A tax deferred account is just that, tax deferred: you'll pay tax someday, and possibly not at a lower rate. There are tax free accounts, but the amount you can invest is limited to £10k pa (+ that for your spouse).
edge wrote:I really don't understand why we would worry about 'pre-tax' interest rates on his gross pre tax when 95% of the guy's money is taxed. Just worry about after tax, its simpler.
The mortgage costs him 3.75-4% (reasonable assumption) after tax.
Can he find an alternative that guarantees more after tax - possibly not.
But again, my reasoning is not based on mortgage/investment interest rate gaps/arbitrage - it is about risk reduction which ironically is precisely the reasoning/goal that you started with but your advice does not actually support it.
Lets just compare what happens in risky situations here:
- Assume home value declines
- Assume the guy gets very sick and can no longer work
- Assume that the LtV ratio of the current house is high (if it is low then he is paying it off quickly anyway so the point is moot)
- Assume a relatively insufficient amount of liquid assets
(You may say that there are too many assumptions here but I would imagine that quite a few people are in this situation currently - I know of at least a half dozen)

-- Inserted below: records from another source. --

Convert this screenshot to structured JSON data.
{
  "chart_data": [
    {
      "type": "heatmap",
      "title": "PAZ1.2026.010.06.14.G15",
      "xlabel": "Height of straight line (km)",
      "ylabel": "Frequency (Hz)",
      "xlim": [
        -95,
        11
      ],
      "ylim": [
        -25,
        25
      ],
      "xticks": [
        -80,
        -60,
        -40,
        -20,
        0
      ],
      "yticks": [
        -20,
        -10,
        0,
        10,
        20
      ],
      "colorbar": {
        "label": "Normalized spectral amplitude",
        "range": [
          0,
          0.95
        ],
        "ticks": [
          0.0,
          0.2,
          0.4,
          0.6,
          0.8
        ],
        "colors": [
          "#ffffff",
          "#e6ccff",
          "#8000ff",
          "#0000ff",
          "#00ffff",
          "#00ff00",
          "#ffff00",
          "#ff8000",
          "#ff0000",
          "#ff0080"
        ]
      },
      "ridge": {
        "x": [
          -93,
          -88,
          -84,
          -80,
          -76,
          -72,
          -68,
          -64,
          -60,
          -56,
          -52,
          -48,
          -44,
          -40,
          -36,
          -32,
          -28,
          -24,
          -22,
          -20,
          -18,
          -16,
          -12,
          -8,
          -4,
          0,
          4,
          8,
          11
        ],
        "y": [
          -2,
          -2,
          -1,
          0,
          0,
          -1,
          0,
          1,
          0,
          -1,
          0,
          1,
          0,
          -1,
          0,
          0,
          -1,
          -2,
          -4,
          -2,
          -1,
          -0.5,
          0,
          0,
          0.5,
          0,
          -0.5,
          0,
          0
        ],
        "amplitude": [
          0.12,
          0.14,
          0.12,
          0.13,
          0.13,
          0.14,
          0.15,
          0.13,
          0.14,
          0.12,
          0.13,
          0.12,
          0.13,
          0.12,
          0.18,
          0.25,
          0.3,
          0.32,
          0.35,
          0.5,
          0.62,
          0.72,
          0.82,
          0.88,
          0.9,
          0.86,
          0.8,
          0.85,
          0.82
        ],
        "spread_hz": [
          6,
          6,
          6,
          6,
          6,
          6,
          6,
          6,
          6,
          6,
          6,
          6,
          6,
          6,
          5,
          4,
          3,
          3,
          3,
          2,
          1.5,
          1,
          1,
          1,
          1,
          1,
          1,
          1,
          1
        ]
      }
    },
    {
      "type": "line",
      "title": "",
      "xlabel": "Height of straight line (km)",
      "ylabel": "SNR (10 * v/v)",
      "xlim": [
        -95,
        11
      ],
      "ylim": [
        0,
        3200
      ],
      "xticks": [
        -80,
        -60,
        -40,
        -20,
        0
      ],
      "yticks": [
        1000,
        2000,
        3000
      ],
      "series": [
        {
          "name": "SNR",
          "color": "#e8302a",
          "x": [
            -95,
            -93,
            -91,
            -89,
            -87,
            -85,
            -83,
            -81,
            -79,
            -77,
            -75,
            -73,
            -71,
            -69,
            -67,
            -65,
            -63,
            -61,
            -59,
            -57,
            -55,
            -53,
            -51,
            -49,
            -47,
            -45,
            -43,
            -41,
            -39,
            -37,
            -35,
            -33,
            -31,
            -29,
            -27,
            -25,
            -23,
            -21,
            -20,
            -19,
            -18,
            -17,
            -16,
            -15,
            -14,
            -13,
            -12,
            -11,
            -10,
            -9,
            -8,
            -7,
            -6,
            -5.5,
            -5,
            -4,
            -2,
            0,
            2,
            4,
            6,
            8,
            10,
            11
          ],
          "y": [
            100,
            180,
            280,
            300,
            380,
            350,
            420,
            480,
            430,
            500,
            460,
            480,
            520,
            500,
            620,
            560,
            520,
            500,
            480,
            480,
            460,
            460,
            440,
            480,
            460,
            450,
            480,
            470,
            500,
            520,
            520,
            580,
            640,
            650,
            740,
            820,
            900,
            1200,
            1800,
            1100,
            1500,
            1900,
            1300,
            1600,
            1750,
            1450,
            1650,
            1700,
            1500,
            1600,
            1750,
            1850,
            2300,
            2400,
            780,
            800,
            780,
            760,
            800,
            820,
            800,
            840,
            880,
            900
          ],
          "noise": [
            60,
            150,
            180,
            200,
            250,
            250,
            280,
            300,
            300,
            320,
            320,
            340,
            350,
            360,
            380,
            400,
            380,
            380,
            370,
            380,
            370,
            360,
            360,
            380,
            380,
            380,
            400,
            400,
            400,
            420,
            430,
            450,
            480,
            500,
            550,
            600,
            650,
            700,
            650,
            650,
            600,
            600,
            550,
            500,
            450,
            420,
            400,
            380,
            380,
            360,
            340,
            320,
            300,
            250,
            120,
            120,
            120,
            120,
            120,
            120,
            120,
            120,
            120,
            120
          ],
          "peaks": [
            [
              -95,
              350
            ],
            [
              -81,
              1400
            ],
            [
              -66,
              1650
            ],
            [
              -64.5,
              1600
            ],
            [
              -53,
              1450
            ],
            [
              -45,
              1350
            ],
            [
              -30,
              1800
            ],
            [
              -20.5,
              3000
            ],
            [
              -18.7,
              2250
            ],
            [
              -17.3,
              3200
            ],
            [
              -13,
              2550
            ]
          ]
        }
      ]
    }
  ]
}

In your world he would be pretty screwed here with a house that he may not be able to pull money out of and also one which most likely is too big and he cannot reasonably offload.
In mine he can walk away from that house and still have most of his assets to survive on. And at that point it is basically about survival so all that stuff about 'moral obligation' to pay back the mortgage is out the window IMO. The bank gets the asset and if the bank has been issuing non-recourse loans with absolutely no facility/capability for marketing/selling homes then its their own damn incompetence.
Valuethinker wrote:edge wrote:Possibly, I do not know how much of his net worth is liquid so that is up in the air. I saw you mentioned a million in taxable - I didn't see that in his post so I must be missing something.
One thing that I don't really understand is ValueThinker's interest rate math. This guy can only only put maybe 5% of his money in tax advantaged accounts right now so I am not sure why we are grossing up the taxes as if he had a tax advantaged alternative. Pretty much all his income at this point is after tax so we should just compare after tax returns. The mortgage is maybe costing him 3.75-4% including the tax deductibility. This does not seem to be a big cause for concern unless I am missing something.
As below. You can do it after tax if you prefer.Finally, although Dave Ramsey has some good rules of thumb for the middle they just do not work as well for people at the tails. For the ultra-rich they cannot even find a car that costs near 5% of their net worth so its not a decision point and likewise for the working poor - they likely have to buy a car that is more than 5% of their net worth.
edge wrote:I do not know why you keep bringing up the car, the car is 100% irrelevant when talking about paying off a 300k debt.
The one major point I see here and we probably agree on is that you need to be extremely careful when signing a recourse loan. I doubt I would buy anything more expensive than my income if it was recourse.